4.        Design Space (DS)

Aspects that may be considered when a DS has been proposed include:•        Has the applicant provided adequate data to support the DS applied for? (Risk assessment, experimental data, models that have been statistically evaluated and verified at full scale)

•        In case that the Design Space has been developed at lab or pilot scale, has the applicant demonstrated its validity at production scale through the use of scaling factors or independent experiments, or otherwise has it been demonstrated that the parameters are scale independent? Scaling factors might be supported by literature or prior knowledge. Has the applicant discussed the potential risks in the scale-up operation and is there an appropriate control strategy in place to manage these risks?

•        Has the applicant considered all CQAs, when developing a DS? (See risk assessment and DoE results)

•        Does the control strategy support the DS?

•        Are all critical parameters identified in the unit operation part of the Design Space? If not, is there an appropriate justification?

Design space and change management protocols (if applicable)

[This Annex is an extract of the main body of the AR and its purpose is to summarise all aspects agreed upon in the dossier that result to post approval regulatory flexibility. This annex may be used by Inspectors and could be a basis for the evaluation of post-approval variation applications.]

1.        Active substance

1.1.        Design space for the active substance

[Presentation of the Design Space (attributes and their ranges) in a tabular format]

1.2.        Change management protocols for the active substance

[Description of the changes included in the agreed protocol as well as the agreed variation category for reporting the implementation of the change]

2.        Finished product

1.3.        Design space for the finished product

[Presentation of the Design Space (attributes and their ranges) in a tabular format]

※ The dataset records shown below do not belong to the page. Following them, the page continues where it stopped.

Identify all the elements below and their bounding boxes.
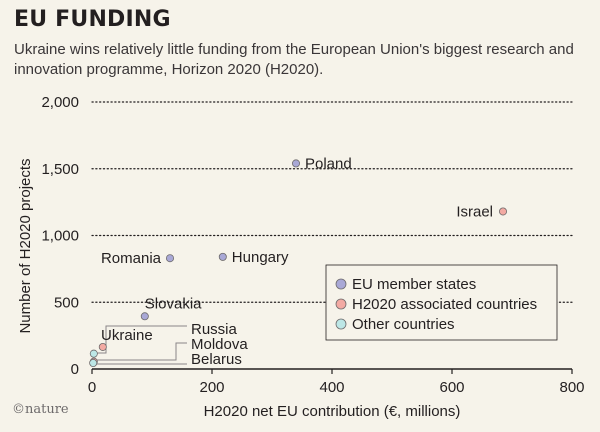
data-point-belarus: [89, 358, 98, 367]
point-label-belarus: Belarus: [191, 351, 242, 368]
legend-label-1: EU member states: [352, 276, 476, 293]
y-ticks: 0 500 1,000 1,500 2,000: [41, 94, 79, 378]
point-labels: Poland Romania Hungary Slovakia Israel Ukrain…: [101, 155, 493, 368]
chart-subtitle: Ukraine wins relatively little funding f…: [14, 41, 574, 78]
x-tick-label: 800: [559, 379, 584, 396]
leader-lines: [96, 325, 187, 365]
nature-credit: ©nature: [12, 402, 69, 417]
data-point-israel: [498, 207, 507, 216]
y-axis-label: Number of H2020 projects: [17, 158, 34, 333]
point-label-romania: Romania: [101, 250, 162, 267]
point-label-hungary: Hungary: [232, 249, 289, 266]
legend-label-3: Other countries: [352, 316, 455, 333]
x-tick-label: 0: [88, 379, 96, 396]
data-point-ukraine: [98, 342, 107, 351]
point-label-moldova: Moldova: [191, 336, 248, 353]
x-ticks: 0 200 400 600 800: [88, 369, 585, 396]
x-tick-label: 200: [199, 379, 224, 396]
x-tick-label: 600: [439, 379, 464, 396]
legend-marker-3: [335, 318, 347, 330]
point-label-slovakia: Slovakia: [145, 295, 202, 312]
data-point-poland: [291, 159, 300, 168]
legend-box: [325, 264, 558, 341]
legend-marker-1: [335, 278, 347, 290]
point-label-poland: Poland: [305, 155, 352, 172]
legend-marker-2: [335, 298, 347, 310]
y-tick-label: 1,000: [41, 228, 79, 245]
point-label-ukraine: Ukraine: [101, 327, 153, 344]
legend-label-2: H2020 associated countries: [352, 296, 537, 313]
legend: EU member states H2020 associated countri…: [325, 264, 558, 341]
y-tick-label: 1,500: [41, 161, 79, 178]
data-point-hungary: [218, 252, 227, 261]
data-point-russia: [89, 349, 98, 358]
data-point-slovakia: [140, 312, 149, 321]
x-axis-label: H2020 net EU contribution (€, millions): [204, 403, 461, 420]
leader-line-moldova: [96, 342, 187, 361]
leader-line-russia: [96, 325, 187, 354]
point-label-israel: Israel: [456, 203, 493, 220]
y-tick-label: 2,000: [41, 94, 79, 111]
y-tick-label: 0: [71, 361, 79, 378]
point-label-russia: Russia: [191, 321, 238, 338]
y-tick-label: 500: [54, 294, 79, 311]
data-point-romania: [165, 254, 174, 263]
data-points: [89, 159, 507, 367]
x-tick-label: 400: [319, 379, 344, 396]
chart-title: EU FUNDING: [14, 7, 171, 32]
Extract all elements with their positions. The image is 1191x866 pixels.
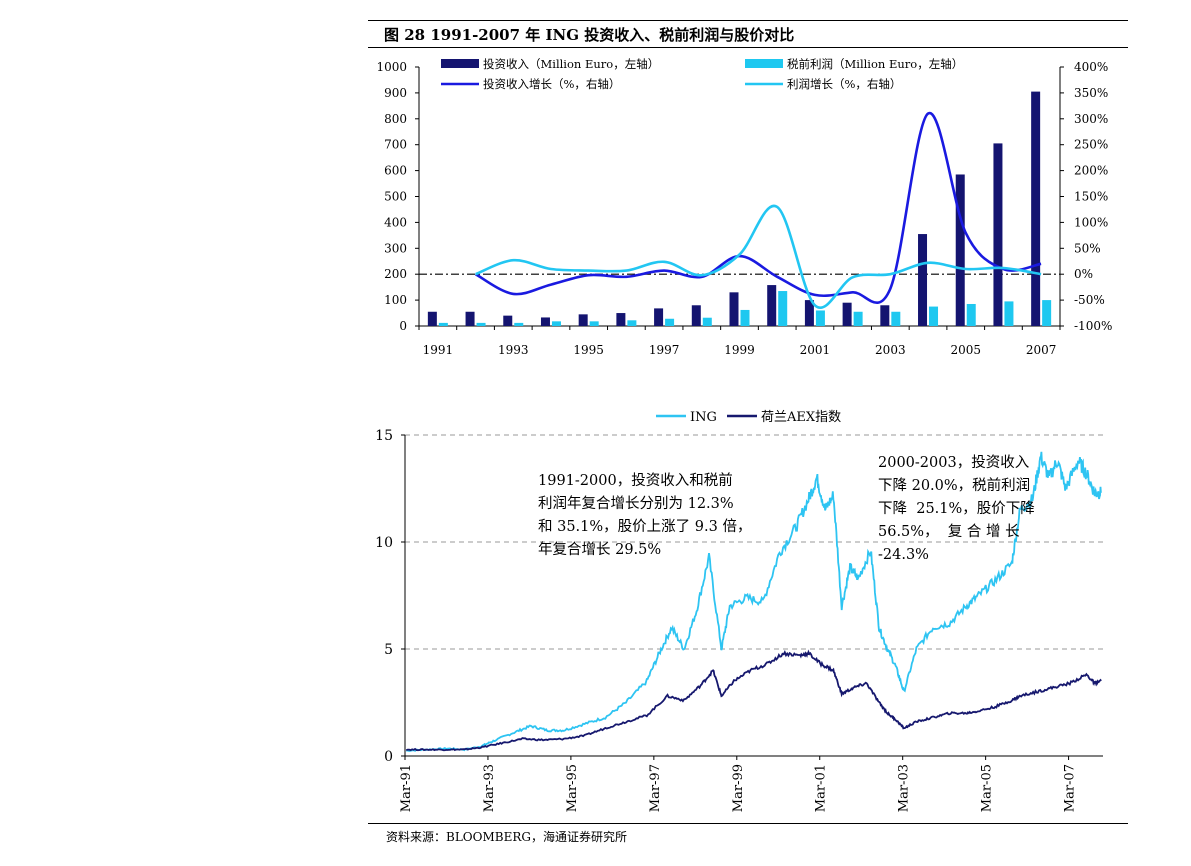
right-tick-label: -50%: [1074, 293, 1105, 307]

1.4.        Change management protocols for the finished product

[Description of the changes included in the agreed protocol as well as the agreed variation category for reporting the implementation of the change]


[1] Delete as appropriate

[2] A (short) rationale should be provided for each test selected for the active substance.

[3] Note: PAT or new ICH approaches to quality are expected to lead to enhanced product and process knowledge and improved quality assurance rather than increased risk but it is accepted that assessors may wish to express caution in some cases until there is greater experience and confidence.